Messi da parte i soldi, che significato ha per me il benessere?

 

Kama – Piacere

i quattro scopi della vita_kama«Il piacere è il motore del mondo, indirizza il comportamento degli esseri viventi», dice Rod Stryker. Con Kama non si intende solo il piacere dei sensi, ma anche bellezza, intimità, amicizia, gentilezza, amore. Persino nel sacrificio ci può essere un moto di passione e di piacere. Un eccesso di questo scopo può indurre a stravizi, pigrizia, avidità e altri “peccati”. Ma quando invece si è supportati dal proprio dovere esistenziale e consapevoli del fatto di vivere e operare per un obiettivo superiore, il cammino è benedetto. Come dice Sally Kempton, «Senza Kama, non c’è vita. Ci sono diversi livelli di piacere, come mangiarti una pizza tra amici o un’ora di meditazione, ed entrambi hanno il potere di espandere il tuo cuore verso una gratitudine superiore. Uno yogi sa riconoscere la differenza tra un piacere intriso di spiritualità e uno svuotato di qualsiasi significato profondo e fine a sé stesso». Rod Stryker supporta questa visione: «La passione non è un problema, è la soluzione, domandati quale sia esattamente e cosa sia per te». Prova a chiederti:

Qual è la mia passione?

Quali sentimenti e sensazioni mi fa provare?

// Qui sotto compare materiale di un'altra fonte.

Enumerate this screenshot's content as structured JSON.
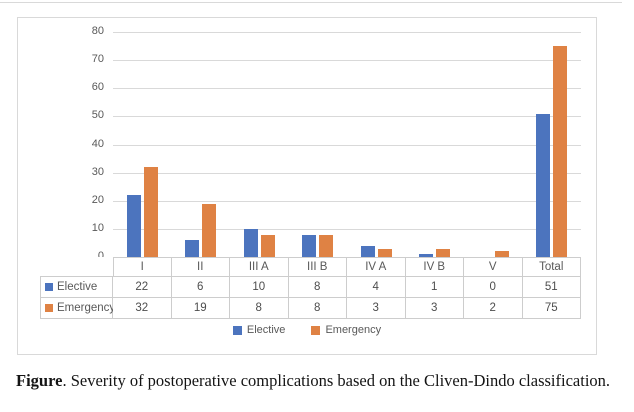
{
  "chart_data": {
    "type": "bar",
    "title": "",
    "categories": [
      "I",
      "II",
      "III A",
      "III B",
      "IV A",
      "IV B",
      "V",
      "Total"
    ],
    "series": [
      {
        "name": "Elective",
        "color": "#4c74be",
        "values": [
          22,
          6,
          10,
          8,
          4,
          1,
          0,
          51
        ]
      },
      {
        "name": "Emergency",
        "color": "#df8244",
        "values": [
          32,
          19,
          8,
          8,
          3,
          3,
          2,
          75
        ]
      }
    ],
    "ylim": [
      0,
      80
    ],
    "yticks": [
      0,
      10,
      20,
      30,
      40,
      50,
      60,
      70,
      80
    ],
    "grid": true,
    "gridline_color": "#d9d9d9",
    "legend_position": "bottom",
    "data_table_shown": true,
    "xlabel": "",
    "ylabel": ""
  },
  "caption": {
    "label": "Figure",
    "text": ". Severity of postoperative complications based on the Cliven-Dindo classification."
  }
}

C’è qualcosa che mi rende dipendente?

C’è qualche piacere che mi porta distante dai miei propositi nella vita?

 

Moksha – Libertà

i quattro scopi della vita_mokshaLa libertà è il nocciolo di tutta la pratica Purushartha, tutti vogliono essere liberi da qualcosa, da qualcuno. Liberi dalla sofferenza, liberi di poter manifestare il proprio talento, liberi da tutto ciò che lo ostacola, e così via. Nel suo senso più elevato, rappresenta la liberazione dal ciclo delle vite delle reincarnazioni. Moksha non significa essere in un altro luogo e tempo, in uno stato di esaltazione. Raggiungere una situazione esistenziale che ti estranea dal genere umano sarebbe una contraddizione rispetto a Dharma. Moksha non è un obiettivo da raggiungere, è la tua natura. In altre parole, non diventi libero, sei nato libero. Praticare yoga in maniera profonda ti riporta alla libertà del tuo corpo e la mente si espande più leggera. Sperimenti un senso di libertà così ampio che devi darti un appiglio e un fine, uno scopo. E questo è un bene. Domandati:

Quali sono le azioni ed emozioni che mi rendono infelice?

Riesco a vivere senza giudicare me stesso o gli altri?

Quale sensazione o idea mi fa immaginare la felicità?

 

Fai spesso il bilancio

La chiave per lavorare con il modello Purushartha è verificarlo di continuo, sperimentando non solo i suoi singoli scopi, ma anche l’equilibrio che si crea tra di loro. Il lavoro ti macina e trascuri in qualche modo la famiglia? Forse c’è troppo Dharma e poco Kama. Sei concentrato nell’accumulare una fortuna e non hai più tempo per meditare? Forse c’è un eccesso di Artha e poco Moksha. O al contrario lasci il tuo lavoro per dedicarti solo allo yoga e alla meditazione e non hai più soldi per pagare l’affitto? Forse c’è troppo Moksha e poco Artha. Il loro equilibrio è in constante modulazione, secondo il periodo della vita, le stagioni, gli orari della giornata. Una donna con un bimbo piccolo darà maggiore peso alla sua responsabilità di mamma rispetto ad altre attività e piaceri. Una persona anziana, verso la fine della sua vita, avrà un atteggiamento orientato alla riflessione e a Moksha. Questo lavoro si fa anche sul tappetino, come conclude Sally Kempton: «Fare yoga significa esaltare le virtù dell’essere umano, meditare sul nostro ruolo nel mondo, sulle relazioni, sulle passioni e su quel senso di libertà che ci appartiene dalla nascita».